Mike Mikus, a Democratic strategist who has worked with McClelland in the past, though not on the Treasury race, said he doesn’t think McClelland’s lack of institutional backing during the primary means much for the general. Despite never holding office before, McClleland’s not a stranger to politics, he said. She unsuccessfully ran for Congress twice. Mikus served as a consultant for her 2016 run.

“She’s had relationships with a lot of these folks for years, so I think because of that, it's a pretty easy transition,” he said. “I don't think so much that they were opposing her as they were supporting her opponent.”

Pittsburgh’s IBEW Local 5 donated $10,000 to McClelland after the primary, while $1,000 came from Democratic U.S. Sen. John Fetterman’s campaign committee. McClelland said she has known Fetterman since 2016, when they both mounted unsuccessful longshot campaigns — his for U.S. Senate, hers for Congress.

“We really had each others’ backs in that one. He always said nice things about me in the press,” she said. “That friendship has gone back quite a while.”

McClelland said she has a lot in common with Fetterman, both in terms of their histories living in deindustrialized parts of Allegheny County and in taking strong positions that aren’t always in lockstep with their party.

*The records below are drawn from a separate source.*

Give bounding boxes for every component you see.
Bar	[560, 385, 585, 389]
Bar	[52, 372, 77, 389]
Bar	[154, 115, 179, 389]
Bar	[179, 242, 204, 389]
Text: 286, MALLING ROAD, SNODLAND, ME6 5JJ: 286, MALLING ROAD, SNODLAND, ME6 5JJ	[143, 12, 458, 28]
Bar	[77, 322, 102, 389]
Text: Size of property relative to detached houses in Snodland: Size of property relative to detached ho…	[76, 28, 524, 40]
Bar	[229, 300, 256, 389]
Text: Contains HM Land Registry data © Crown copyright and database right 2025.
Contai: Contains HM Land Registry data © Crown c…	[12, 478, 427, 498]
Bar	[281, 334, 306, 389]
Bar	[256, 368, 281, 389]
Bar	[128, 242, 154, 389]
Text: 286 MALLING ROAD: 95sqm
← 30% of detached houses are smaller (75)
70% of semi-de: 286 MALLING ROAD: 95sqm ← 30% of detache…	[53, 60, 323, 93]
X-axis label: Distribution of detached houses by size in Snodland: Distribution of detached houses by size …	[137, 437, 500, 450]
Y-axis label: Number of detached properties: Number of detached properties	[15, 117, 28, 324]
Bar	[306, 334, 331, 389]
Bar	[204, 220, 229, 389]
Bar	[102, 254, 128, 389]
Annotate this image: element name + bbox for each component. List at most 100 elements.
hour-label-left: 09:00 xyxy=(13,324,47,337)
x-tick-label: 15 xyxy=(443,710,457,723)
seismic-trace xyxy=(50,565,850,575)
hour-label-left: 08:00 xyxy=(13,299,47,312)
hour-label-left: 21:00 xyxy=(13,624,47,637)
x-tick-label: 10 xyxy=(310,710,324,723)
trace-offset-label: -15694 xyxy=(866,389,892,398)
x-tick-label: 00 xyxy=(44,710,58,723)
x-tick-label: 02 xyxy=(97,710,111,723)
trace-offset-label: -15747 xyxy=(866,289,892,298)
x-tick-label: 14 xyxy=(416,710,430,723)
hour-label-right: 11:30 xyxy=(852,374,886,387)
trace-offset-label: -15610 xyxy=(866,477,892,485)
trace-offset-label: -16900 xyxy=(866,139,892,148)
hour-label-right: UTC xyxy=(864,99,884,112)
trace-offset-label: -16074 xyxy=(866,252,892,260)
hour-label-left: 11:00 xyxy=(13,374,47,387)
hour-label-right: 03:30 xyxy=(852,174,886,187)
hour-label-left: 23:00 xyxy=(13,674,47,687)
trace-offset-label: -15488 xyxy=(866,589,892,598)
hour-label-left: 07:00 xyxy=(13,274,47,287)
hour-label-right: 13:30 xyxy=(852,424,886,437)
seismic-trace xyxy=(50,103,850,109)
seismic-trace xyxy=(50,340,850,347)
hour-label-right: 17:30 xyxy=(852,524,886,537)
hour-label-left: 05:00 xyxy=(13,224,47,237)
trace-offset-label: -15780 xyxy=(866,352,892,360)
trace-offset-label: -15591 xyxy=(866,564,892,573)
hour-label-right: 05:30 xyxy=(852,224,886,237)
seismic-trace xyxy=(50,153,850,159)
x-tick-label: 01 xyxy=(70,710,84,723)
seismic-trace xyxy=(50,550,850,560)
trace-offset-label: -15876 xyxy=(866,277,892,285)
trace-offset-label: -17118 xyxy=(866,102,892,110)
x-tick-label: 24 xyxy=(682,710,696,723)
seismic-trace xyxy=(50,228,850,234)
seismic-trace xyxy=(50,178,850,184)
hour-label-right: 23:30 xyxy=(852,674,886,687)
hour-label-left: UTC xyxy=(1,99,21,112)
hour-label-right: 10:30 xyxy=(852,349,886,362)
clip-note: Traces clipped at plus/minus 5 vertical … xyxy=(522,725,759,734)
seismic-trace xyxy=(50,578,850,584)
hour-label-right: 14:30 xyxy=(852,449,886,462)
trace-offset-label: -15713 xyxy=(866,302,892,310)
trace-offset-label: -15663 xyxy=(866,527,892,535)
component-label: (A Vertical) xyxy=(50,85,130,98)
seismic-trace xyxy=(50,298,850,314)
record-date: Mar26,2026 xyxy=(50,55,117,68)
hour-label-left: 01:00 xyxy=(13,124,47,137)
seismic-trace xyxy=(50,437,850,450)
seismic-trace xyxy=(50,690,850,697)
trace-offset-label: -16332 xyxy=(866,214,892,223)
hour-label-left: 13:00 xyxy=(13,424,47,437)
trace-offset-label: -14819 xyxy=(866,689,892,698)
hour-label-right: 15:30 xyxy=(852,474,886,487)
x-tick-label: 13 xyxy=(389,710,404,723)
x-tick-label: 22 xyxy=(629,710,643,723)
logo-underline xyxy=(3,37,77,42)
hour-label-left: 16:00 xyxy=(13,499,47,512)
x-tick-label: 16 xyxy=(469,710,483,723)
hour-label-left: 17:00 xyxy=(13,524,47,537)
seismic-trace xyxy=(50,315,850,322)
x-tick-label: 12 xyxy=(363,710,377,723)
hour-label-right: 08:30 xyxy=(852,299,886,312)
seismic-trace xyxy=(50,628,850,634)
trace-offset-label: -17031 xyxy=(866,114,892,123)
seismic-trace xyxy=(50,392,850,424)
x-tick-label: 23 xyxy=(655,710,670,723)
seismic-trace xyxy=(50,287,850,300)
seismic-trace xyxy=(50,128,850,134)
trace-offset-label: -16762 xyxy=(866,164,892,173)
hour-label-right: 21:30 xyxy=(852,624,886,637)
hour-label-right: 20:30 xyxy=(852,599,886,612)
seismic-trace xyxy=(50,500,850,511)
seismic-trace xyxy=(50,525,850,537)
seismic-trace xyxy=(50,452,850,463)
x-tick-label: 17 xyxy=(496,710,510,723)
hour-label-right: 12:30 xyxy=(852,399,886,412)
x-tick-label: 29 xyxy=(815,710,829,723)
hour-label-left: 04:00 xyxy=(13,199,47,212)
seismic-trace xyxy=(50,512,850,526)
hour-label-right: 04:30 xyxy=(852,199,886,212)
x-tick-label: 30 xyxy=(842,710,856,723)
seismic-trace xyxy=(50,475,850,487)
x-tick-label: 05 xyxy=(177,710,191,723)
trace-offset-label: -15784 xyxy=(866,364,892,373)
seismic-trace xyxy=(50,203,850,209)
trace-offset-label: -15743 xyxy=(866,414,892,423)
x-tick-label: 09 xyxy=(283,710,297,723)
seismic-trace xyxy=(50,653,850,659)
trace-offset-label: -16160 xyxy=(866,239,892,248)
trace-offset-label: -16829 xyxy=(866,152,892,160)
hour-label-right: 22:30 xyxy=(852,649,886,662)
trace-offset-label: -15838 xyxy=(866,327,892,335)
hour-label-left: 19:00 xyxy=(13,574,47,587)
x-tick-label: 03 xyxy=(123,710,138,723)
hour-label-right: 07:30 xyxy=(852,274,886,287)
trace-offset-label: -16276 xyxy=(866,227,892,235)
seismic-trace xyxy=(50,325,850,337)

It sometimes leads them in different directions. During her primary, McClelland strongly criticized Garrity, the incumbent treasurer, for making what McClelland considered to be a politically motivated investment in Israel Bonds after the October attack by Hamas. Fetterman, meanwhile, has become one of the U.S. Senate’s most unequivocal Israel backers.

“John has his beliefs. I have my beliefs,” McClelland said. “I think we have far more in common than we have differences, but we do have differences.”

During the primary, McClelland defeated state Rep. Ryan Bizzarro (D., Erie), who largely focused his campaign on national issues and Garrity. The Republican is a longtime supporter of former President Donald Trump and spoke at a January 2021 rally in Harrisburg that was organized to encourage state lawmakers to decertify the 2020 election results.

McClelland, meanwhile, talked about expanding the Treasury’s oversight of state contracts. She wants to require companies in Pennsylvania to verify their supply chains are free of goods from countries with records of human rights abuses and deny them state contracts if they can’t show they’ve cut ties with these countries.

She also sharply criticized Garrity’s support for a bill — sponsored by a Democrat — that would create a statewide retirement plan option for employers who otherwise can’t afford to offer one. Employees would contribute to IRA accounts managed by a private third-party firm.

McClelland said she believes it isn’t well-regulated, and said she plans to pitch an alternative.

“I'm sure that when the self-directed IRA that is in that program was conceived, it was conceived with the best of intentions,” she told Spotlight PA. “But you know, it's not exactly outside the purview of Wall Street to take a well-intentioned financial product and turn it into a cesspool of loss and fraud.”

Garrity’s campaign so far isn’t treating McClelland as a major threat. In a post-primary statement, her campaign called McClelland a “perennial candidate in search of a spot on the public payroll” with proposals that are “weird at best.”

The incumbent treasurer ran unopposed during the April primary. Her campaign website highlights her office’s work on recovering unclaimed property and upgrading its transparency portal.

McClelland said there’s been pushback, including from members of her own party, to some of her ideas. She didn’t name any names, but noted she thinks that there is “always a desire on the machine end, especially when you win the way that we won, to get control.”

Mikus said he thinks it’s unlikely that there will be any real attempts to keep McClelland from running the campaign she wants to run.

“I think anybody that knows Erin McClelland knows that she has very strong views, and I don't think anybody's going to try and get her to change her positions on anything,” he said.